According to the National Weather Service in Romeoville, Illinois, Christmas morning was the last day O'Hare International Airport reported at least an inch of snow on the ground.
Never before in records dating to the Great Chicago Fire of 1871 has an official Chicago reporting station failed to measure at least one January or February day with at least an inch of snow cover in the same winter.
The Windy City has also set a record-long winter streak without a one-inch snowfall; the last such occurrence was the weekend before Christmas on Dec. 17.
The winter started out impressively snowy in Chicago, with 17.7 inches of snow falling in two weeks from Dec. 4-18, more than double the average for the entire month (8 inches).

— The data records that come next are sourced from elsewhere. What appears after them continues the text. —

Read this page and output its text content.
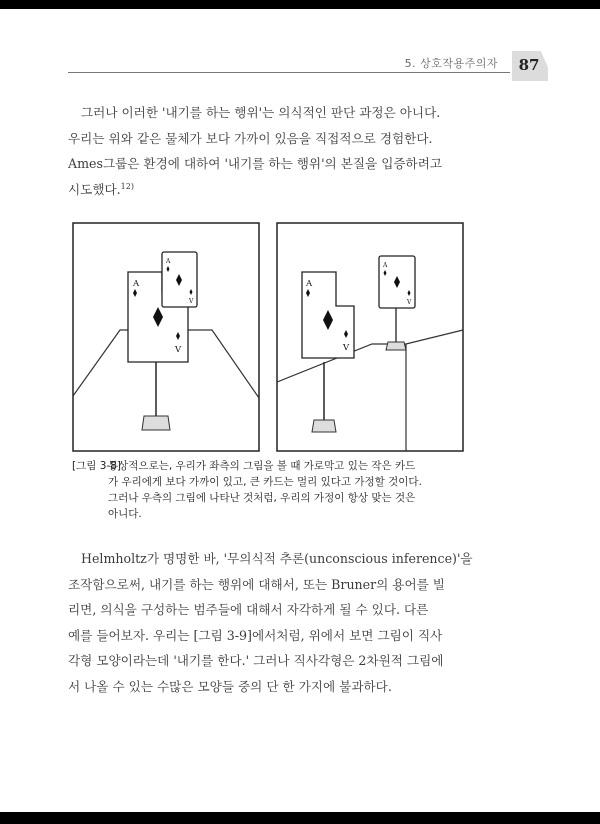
5. 상호작용주의자	87
그러나 이러한 '내기를 하는 행위'는 의식적인 판단 과정은 아니다.
우리는 위와 같은 물체가 보다 가까이 있음을 직접적으로 경험한다.
Ames그룹은 환경에 대하여 '내기를 하는 행위'의 본질을 입증하려고
시도했다.$^{12)}$
A
V
A
V
A
V
A
V
[그림 3-8]
통상적으로는, 우리가 좌측의 그림을 볼 때 가로막고 있는 작은 카드
가 우리에게 보다 가까이 있고, 큰 카드는 멀리 있다고 가정할 것이다.
그러나 우측의 그림에 나타난 것처럼, 우리의 가정이 항상 맞는 것은
아니다.
Helmholtz가 명명한 바, '무의식적 추론(unconscious inference)'을
조작함으로써, 내기를 하는 행위에 대해서, 또는 Bruner의 용어를 빌
리면, 의식을 구성하는 범주들에 대해서 자각하게 될 수 있다. 다른
예를 들어보자. 우리는 [그림 3-9]에서처럼, 위에서 보면 그림이 직사
각형 모양이라는데 '내기를 한다.' 그러나 직사각형은 2차원적 그림에
서 나올 수 있는 수많은 모양들 중의 단 한 가지에 불과하다.
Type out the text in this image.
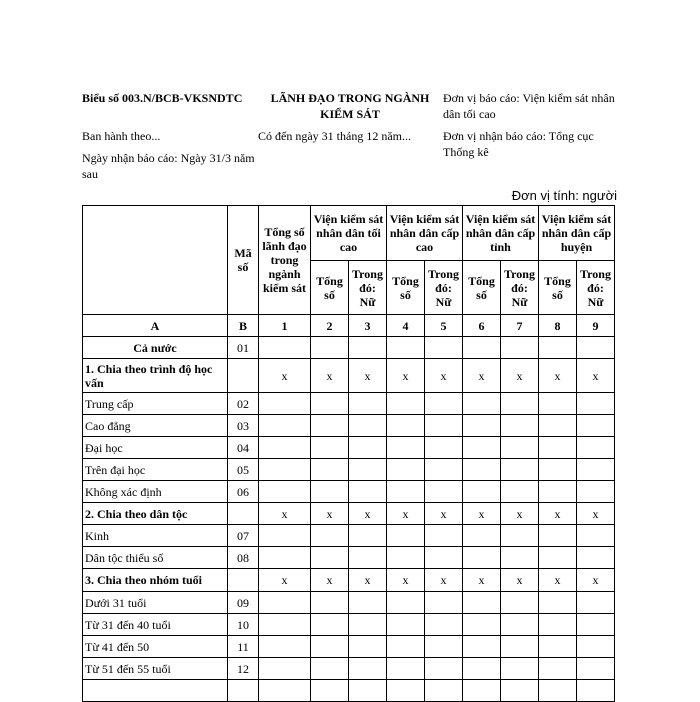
Biểu số 003.N/BCB-VKSNDTC
Ban hành theo...
Ngày nhận báo cáo: Ngày 31/3 năm sau
LÃNH ĐẠO TRONG NGÀNH KIỂM SÁT
Có đến ngày 31 tháng 12 năm...
Đơn vị báo cáo: Viện kiểm sát nhân dân tối cao
Đơn vị nhận báo cáo: Tổng cục Thống kê
Đơn vị tính: người
	Mã số	Tổng số lãnh đạo trong ngành kiểm sát	Viện kiểm sát nhân dân tối cao		Viện kiểm sát nhân dân cấp cao		Viện kiểm sát nhân dân cấp tỉnh		Viện kiểm sát nhân dân cấp huyện	
			Tổng số	Trong đó: Nữ	Tổng số	Trong đó: Nữ	Tổng số	Trong đó: Nữ	Tổng số	Trong đó: Nữ
A	B	1	2	3	4	5	6	7	8	9
Cả nước	01									
1. Chia theo trình độ học vấn		x	x	x	x	x	x	x	x	x
Trung cấp	02									
Cao đẳng	03									
Đại học	04									
Trên đại học	05									
Không xác định	06									
2. Chia theo dân tộc		x	x	x	x	x	x	x	x	x
Kinh	07									
Dân tộc thiểu số	08									
3. Chia theo nhóm tuổi		x	x	x	x	x	x	x	x	x
Dưới 31 tuổi	09									
Từ 31 đến 40 tuổi	10									
Từ 41 đến 50	11									
Từ 51 đến 55 tuổi	12									
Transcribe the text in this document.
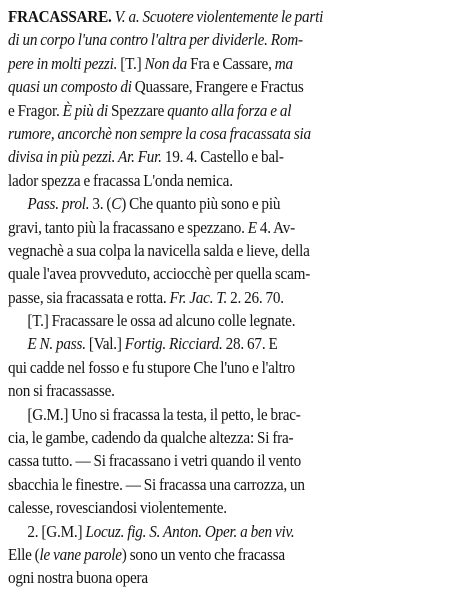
FRACASSARE. V. a. Scuotere violentemente le parti
di un corpo l'una contro l'altra per dividerle. Rom-
pere in molti pezzi. [T.] Non da Fra e Cassare, ma
quasi un composto di Quassare, Frangere e Fractus
e Fragor. È più di Spezzare quanto alla forza e al
rumore, ancorchè non sempre la cosa fracassata sia
divisa in più pezzi. Ar. Fur. 19. 4. Castello e bal-
lador spezza e fracassa L'onda nemica.
Pass. prol. 3. (C) Che quanto più sono e più
gravi, tanto più la fracassano e spezzano. E 4. Av-
vegnachè a sua colpa la navicella salda e lieve, della
quale l'avea provveduto, acciocchè per quella scam-
passe, sia fracassata e rotta. Fr. Jac. T. 2. 26. 70.
[T.] Fracassare le ossa ad alcuno colle legnate.
E N. pass. [Val.] Fortig. Ricciard. 28. 67. E
qui cadde nel fosso e fu stupore Che l'uno e l'altro
non si fracassasse.
[G.M.] Uno si fracassa la testa, il petto, le brac-
cia, le gambe, cadendo da qualche altezza: Si fra-
cassa tutto. — Si fracassano i vetri quando il vento
sbacchia le finestre. — Si fracassa una carrozza, un
calesse, rovesciandosi violentemente.
2. [G.M.] Locuz. fig. S. Anton. Oper. a ben viv.
Elle (le vane parole) sono un vento che fracassa
ogni nostra buona opera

Then, the snow essentially shut off.
Since Dec. 18, O'Hare Airport has measured a pathetic 0.6 inches of total snowfall. Average Chicago snowfall from Dec. 19 through the end of February is 23.4 inches.
Meanwhile, February has been one of the city's warmest on record. Two of the five 70-degree-plus February days on record at O'Hare occurred within a three-day span on Feb. 18 and 20.
This led to the odd sight of budding trees in the Chicagoland metro well ahead of schedule.